The 6th Great Road originated from Kumasi up to Anomabu. In the early 19th century, halting places located across this road included Eduabin (Ashanti Region), Akrofuom, Praso and Dunkwa. A branch of Route 6 directed eastwards and further South near Foso through Nsaba, Swedru and Winneba. A sub route also ran from Dunkwa where it ended at Mouri. The 7th Great Road originated from Kumasi and led further South to Elmina. Some of the towns the 7th road passed through before Elmina were Eduabin, Bekwae, and Dumama. The 7th route spawned minor roads that led to Komenda and Shama. Another sub road ran towards Takoradi and Axim. In 1816, Osei Bonsu commenced reconstruction of the 6th and 7th routes at a standard width of 30–40 feet and they were further straightened and weeded. Wilks writes that only the 7th route saw completion whiles the 6th Great Road was possibly delayed until 1820.

The initial part of the 8th road was first described by Bowdich around 1819, where he documented that it passed from Kumasi to Dako, Trebuom (Western Region) and Manso Nkwanta. Wilks adds that the road extended further south to the town of Saraha.
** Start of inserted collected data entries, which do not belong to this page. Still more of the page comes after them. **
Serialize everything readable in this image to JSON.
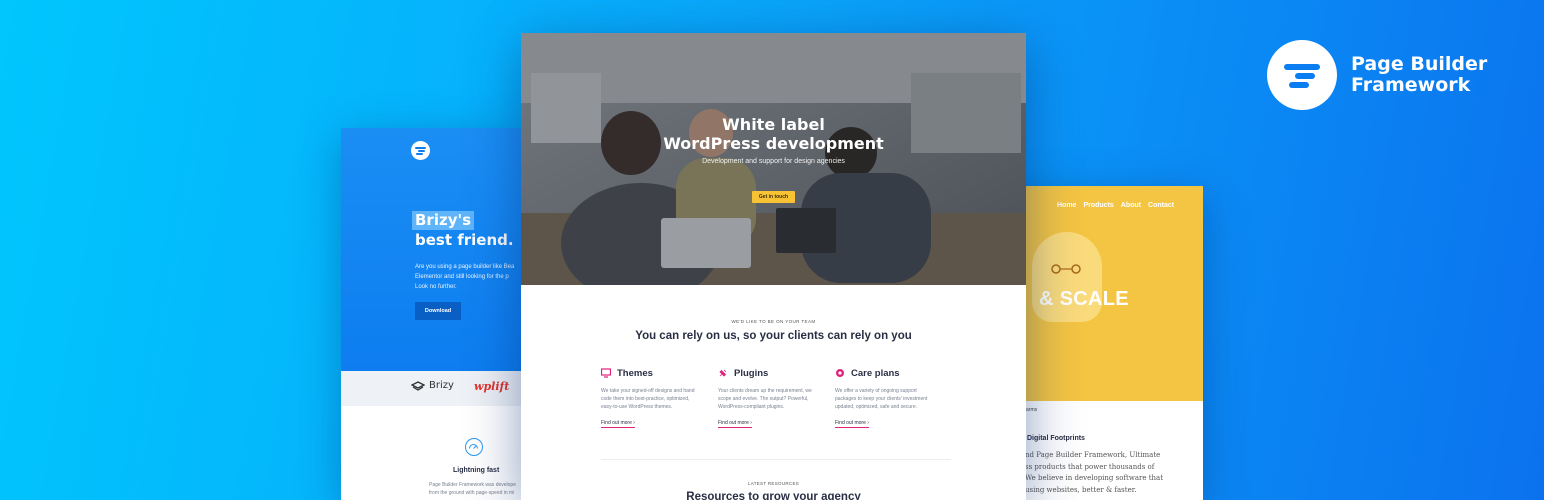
{
  "brand": {
    "name_line1": "Page Builder",
    "name_line2": "Framework"
  },
  "left_card": {
    "headline_highlight": "Brizy's",
    "headline_rest": "best friend.",
    "paragraph_lines": [
      "Are you using a page builder like Bea",
      "Elementor and still looking for the p",
      "Look no further."
    ],
    "download_label": "Download",
    "partner_logos": [
      "Brizy",
      "wplift"
    ],
    "feature_title": "Lightning fast",
    "feature_text_lines": [
      "Page Builder Framework was develope",
      "from the ground with page-speed in mi"
    ]
  },
  "center_card": {
    "hero_title_line1": "White label",
    "hero_title_line2": "WordPress development",
    "hero_subtitle": "Development and support for design agencies",
    "hero_button": "Get in touch",
    "eyebrow": "WE'D LIKE TO BE ON YOUR TEAM",
    "section_title": "You can rely on us, so your clients can rely on you",
    "services": [
      {
        "title": "Themes",
        "icon": "monitor-icon",
        "text": [
          "We take your signed-off designs and hand",
          "code them into best-practice, optimized,",
          "easy-to-use WordPress themes."
        ],
        "link": "Find out more ›"
      },
      {
        "title": "Plugins",
        "icon": "plug-icon",
        "text": [
          "Your clients dream up the requirement, we",
          "scope and evolve. The output? Powerful,",
          "WordPress-compliant plugins."
        ],
        "link": "Find out more ›"
      },
      {
        "title": "Care plans",
        "icon": "globe-icon",
        "text": [
          "We offer a variety of ongoing support",
          "packages to keep your clients' investment",
          "updated, optimized, safe and secure."
        ],
        "link": "Find out more ›"
      }
    ],
    "eyebrow2": "LATEST RESOURCES",
    "section_title2": "Resources to grow your agency"
  },
  "right_card": {
    "nav": [
      "Home",
      "Products",
      "About",
      "Contact"
    ],
    "hero_text": "& SCALE",
    "small_label": "arms",
    "heading": "Digital Footprints",
    "text_lines": [
      "nd Page Builder Framework, Ultimate",
      "ss products that power thousands of",
      "We believe in developing software that",
      "using websites, better & faster."
    ]
  },
  "colors": {
    "accent_blue": "#0d7df0",
    "accent_yellow": "#f4c543",
    "accent_pink": "#e0227b",
    "button_yellow": "#f7c234"
  }
}
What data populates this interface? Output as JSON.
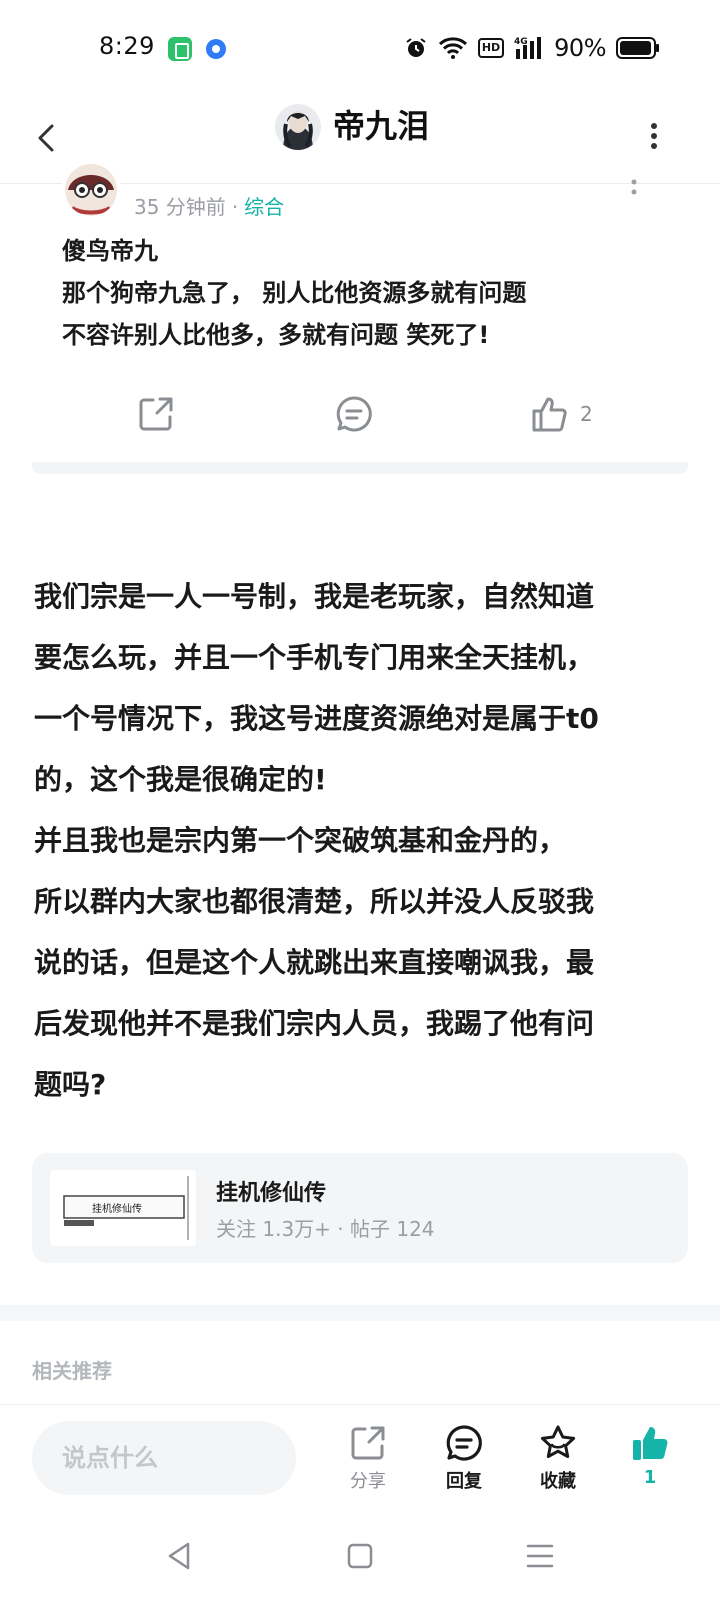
{
  "status_bar": {
    "time": "8:29",
    "battery": "90%",
    "network_label": "HD",
    "signal_label": "4G",
    "icons": [
      "app-notification-icon",
      "browser-notification-icon",
      "alarm-icon",
      "wifi-icon",
      "hd-icon",
      "signal-icon",
      "battery-icon"
    ]
  },
  "header": {
    "title": "帝九泪",
    "icons": [
      "back-icon",
      "avatar",
      "more-icon"
    ]
  },
  "quoted_post": {
    "time_ago": "35 分钟前",
    "separator": "·",
    "category": "综合",
    "lines": [
      "傻鸟帝九",
      "那个狗帝九急了， 别人比他资源多就有问题",
      "不容许别人比他多，多就有问题 笑死了!"
    ],
    "like_count": "2",
    "category_color": "#13b3a8"
  },
  "main_text": {
    "lines": [
      "我们宗是一人一号制，我是老玩家，自然知道",
      "要怎么玩，并且一个手机专门用来全天挂机，",
      "一个号情况下，我这号进度资源绝对是属于t0",
      "的，这个我是很确定的!",
      "并且我也是宗内第一个突破筑基和金丹的，",
      "所以群内大家也都很清楚，所以并没人反驳我",
      "说的话，但是这个人就跳出来直接嘲讽我，最",
      "后发现他并不是我们宗内人员，我踢了他有问",
      "题吗?"
    ]
  },
  "forum": {
    "name": "挂机修仙传",
    "followers": "关注 1.3万+",
    "separator": "·",
    "posts": "帖子 124",
    "thumb_text": "挂机修仙传"
  },
  "related": {
    "label": "相关推荐"
  },
  "bottom_bar": {
    "input_placeholder": "说点什么",
    "share_label": "分享",
    "reply_label": "回复",
    "favorite_label": "收藏",
    "like_count": "1",
    "accent_color": "#15b3a8"
  },
  "system_nav": {
    "icons": [
      "nav-back-icon",
      "nav-home-icon",
      "nav-menu-icon"
    ]
  }
}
A minor route branched from the 8th Great Road at Manso Nkwanta to Abankeseso. At Saraha, two sub roads separated from the 8th route East and West of the Tano River. By 1850, southern roads that connected Kumasi with the Coast includes the "Aowin road" which progressed from Kumasi through Ahanta to the Ivory Coast. Another route during this period that Scholar Dickson recounts is a route that ran "North-east from Kumasi through Juaben, and then south-east through Akim, Akwapim, and finally to Accra".

Throughout the late 19th century some of the Southern Great Roads fell into ruin after the Asante lost control of essential territories along such roads to the British Gold Coast. According to Wilks, some Great Roads such as the 6th route exists today as modern motor roads. He states “the modern motor road follows the old great-road for virtually the whole of its course.” The Great Roads in the North were still used throughout the 19th century but by the end of the century, the Great Roads fell into disuse after the Asante Empire and its territories were absorbed into the British, French and German Empires.